Opening night for the L.A. premiere of "365 Days/365 Plays" was a memorable al fresco production at the Music Center Plaza, where a talented cast, a game audience of 300-plus and Bart DeLorenzo's amiably loose direction combined to create a piece of low-key magic.
Starting in November 2002, Pulitzer Prize winner Suzan-Lori Parks wrote one play a day for every day of the year. After considerable coordination, more than 600 theater companies will present these plays over the next year in what’s being called the largest theater collaboration in U.S. history. Los Angeles, Parks’ home, is represented by 50 local companies, from Theater@Boston Court to Geffen Playhouse, presenting the plays until November 2007. Opening night for the L.A. premiere of “365 Days/365 Plays” was a memorable al fresco production at the Music Center Plaza, where a talented cast, a game audience of 300-plus and Bart DeLorenzo’s amiably loose direction combined to create a piece of low-key magic.
The seven plays and three “constants” — pieces that may be performed with each producing company’s selection of plays — were mostly humorous or philosophical. A couple touched upon dramatic issues.
The first constant was notable mainly for the spectacle of hundreds of people watching a woman brush her teeth leaning over the Taper pool, street theater at its simplest. The second constant was so subtle that most of the aud probably missed it, but the third, where the actors try to complete a huge number of tasks in too short a time, was hilarious and spotlighted the performers’ admirable improv abilities.

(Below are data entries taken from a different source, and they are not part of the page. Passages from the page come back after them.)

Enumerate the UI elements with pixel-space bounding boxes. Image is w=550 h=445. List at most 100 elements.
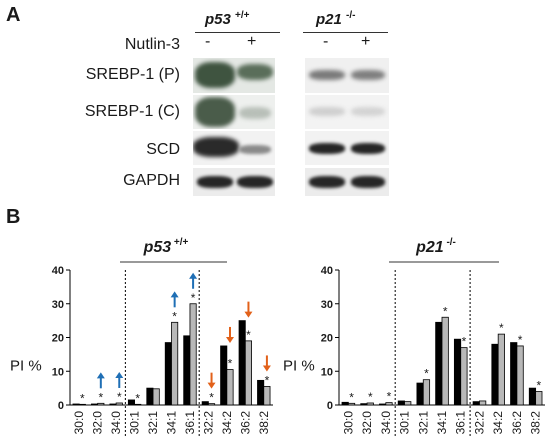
significance-star: * (80, 391, 85, 405)
bar-control (416, 382, 424, 406)
significance-star: * (349, 390, 354, 404)
significance-star: * (462, 335, 467, 349)
x-tick-label: 30:0 (341, 411, 355, 435)
blot-scd-p21 (305, 131, 389, 165)
blot-row-label: GAPDH (123, 172, 180, 189)
y-tick-label: 10 (52, 366, 64, 378)
blot-srebp1-p-p21 (305, 58, 389, 93)
bar-nutlin (422, 379, 431, 406)
bar-nutlin (78, 403, 86, 406)
treatment-label: Nutlin-3 (124, 36, 180, 53)
significance-star: * (209, 391, 214, 405)
bar-control (91, 403, 99, 406)
significance-star: * (368, 390, 373, 404)
blot-row-label: SREBP-1 (P) (85, 66, 180, 83)
x-tick-label: 34:2 (220, 411, 234, 435)
significance-star: * (172, 309, 177, 323)
bar-nutlin (460, 347, 468, 406)
blot-scd-p53 (193, 131, 275, 165)
x-tick-label: 36:1 (454, 411, 468, 435)
bar-control (164, 342, 172, 406)
bar-nutlin (441, 316, 449, 406)
bar-nutlin (497, 333, 505, 406)
bar-control (127, 399, 135, 406)
significance-star: * (536, 379, 541, 393)
bar-nutlin (385, 402, 393, 406)
bar-control (472, 401, 480, 406)
x-tick-label: 32:2 (472, 411, 486, 435)
x-tick-label: 32:1 (416, 411, 430, 435)
significance-star: * (98, 390, 103, 404)
bar-nutlin (366, 402, 374, 406)
bar-nutlin (479, 400, 487, 406)
bar-nutlin (226, 369, 234, 406)
up-arrow-icon (189, 272, 198, 289)
panel-a-label: A (6, 4, 21, 26)
up-arrow-icon (115, 371, 124, 388)
chart-p53: p53 +/+ PI % 0 10 20 30 40 * 30:0 * 32:0 * 34:0 * 30:1… (10, 237, 273, 437)
arrow-head (207, 382, 216, 389)
arrow-head (170, 291, 179, 298)
y-tick-label: 0 (58, 400, 64, 412)
bar-control (72, 403, 80, 406)
chart-title: p21 -/- (415, 237, 456, 256)
bar-control (220, 345, 228, 406)
significance-star: * (387, 390, 392, 404)
x-tick-label: 32:0 (360, 411, 374, 435)
genotype-header-p53: p53 +/+ (205, 10, 250, 28)
blot-row-label: SCD (146, 141, 180, 158)
arrow-head (96, 372, 105, 379)
arrow-head (189, 272, 198, 279)
genotype-underline (303, 32, 388, 33)
x-tick-label: 32:2 (201, 411, 215, 435)
treatment-state: - (205, 33, 211, 50)
blot-srebp1-c-p21 (305, 95, 389, 129)
x-tick-label: 38:2 (529, 411, 543, 435)
blot-row-label: SREBP-1 (C) (84, 103, 180, 120)
bar-nutlin (134, 403, 142, 406)
bar-nutlin (97, 402, 105, 406)
significance-star: * (246, 328, 251, 342)
x-tick-label: 36:2 (510, 411, 524, 435)
chart-title-sup: -/- (444, 237, 456, 248)
significance-star: * (443, 304, 448, 318)
y-tick-label: 40 (52, 265, 64, 277)
y-axis-label: PI % (10, 358, 42, 375)
bar-control (491, 343, 499, 406)
bar-control (435, 321, 443, 406)
x-tick-label: 30:0 (72, 411, 86, 435)
panel-b-label: B (6, 206, 21, 228)
x-tick-label: 36:1 (183, 411, 197, 435)
y-tick-label: 40 (321, 265, 333, 277)
treatment-state: + (247, 33, 257, 50)
down-arrow-icon (262, 355, 271, 372)
bar-nutlin (189, 303, 197, 406)
arrow-head (226, 336, 235, 343)
bar-control (341, 401, 349, 406)
blot-srebp1-p-p53 (193, 58, 275, 93)
bar-control (360, 403, 368, 406)
y-axis-label: PI % (283, 358, 315, 375)
x-tick-label: 34:0 (379, 411, 393, 435)
bar-control (183, 335, 191, 406)
x-tick-label: 32:1 (146, 411, 160, 435)
bar-nutlin (535, 391, 543, 406)
bar-nutlin (115, 402, 123, 406)
bar-nutlin (263, 386, 271, 406)
chart-title: p53 +/+ (143, 237, 189, 256)
chart-p21: p21 -/- PI % 0 10 20 30 40 * 30:0 * 32:0 * 34:0 30:1 *… (283, 237, 545, 437)
x-tick-label: 34:0 (109, 411, 123, 435)
bar-control (528, 387, 537, 406)
bar-nutlin (404, 401, 412, 406)
y-tick-label: 30 (321, 299, 333, 311)
bar-control (109, 403, 117, 406)
genotype-sup: +/+ (235, 10, 250, 21)
significance-star: * (135, 391, 140, 405)
x-tick-label: 36:2 (238, 411, 252, 435)
up-arrow-icon (170, 291, 179, 308)
x-tick-label: 34:2 (491, 411, 505, 435)
significance-star: * (265, 373, 270, 387)
down-arrow-icon (244, 301, 253, 318)
x-tick-label: 30:1 (128, 411, 142, 435)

The accurately titled “Start Here,” concerning a young man’s fear of the future, kicked things off with an optimistic outlook. DeLorenzo made good use of a metal door sculpture in the plaza, and Patrick Breen scored as the positive, encouraging Krishna.
“Father Comes Home From the Wars (Pt. 1)” is a darkly comic vignette, as a wife greets her returning husband with, “I wasn’t expecting you. Ever.” Adina Porter was sharp as the dubious spouse, and Jesse Borrego was quietly threatening as the titular veteran.
Barry Shabaka Henley gave a nicely blustery perf as a barker displaying a genuine “Good-for-Nothing,” and Leonardo Nam was bitingly funny as an arrogant messenger in “Here Comes the Message.”
The Center Theater Group production was for one night only, but in coming weeks, Open Fist Theater Company, Playwrights’ Arena and Elephant Asylum Theater will be presenting further “weeks” or selections of Parks’ plays. This whole thing may be a bit of a stunt, but in terms of connecting artists and audiences, it’s a fascinating one.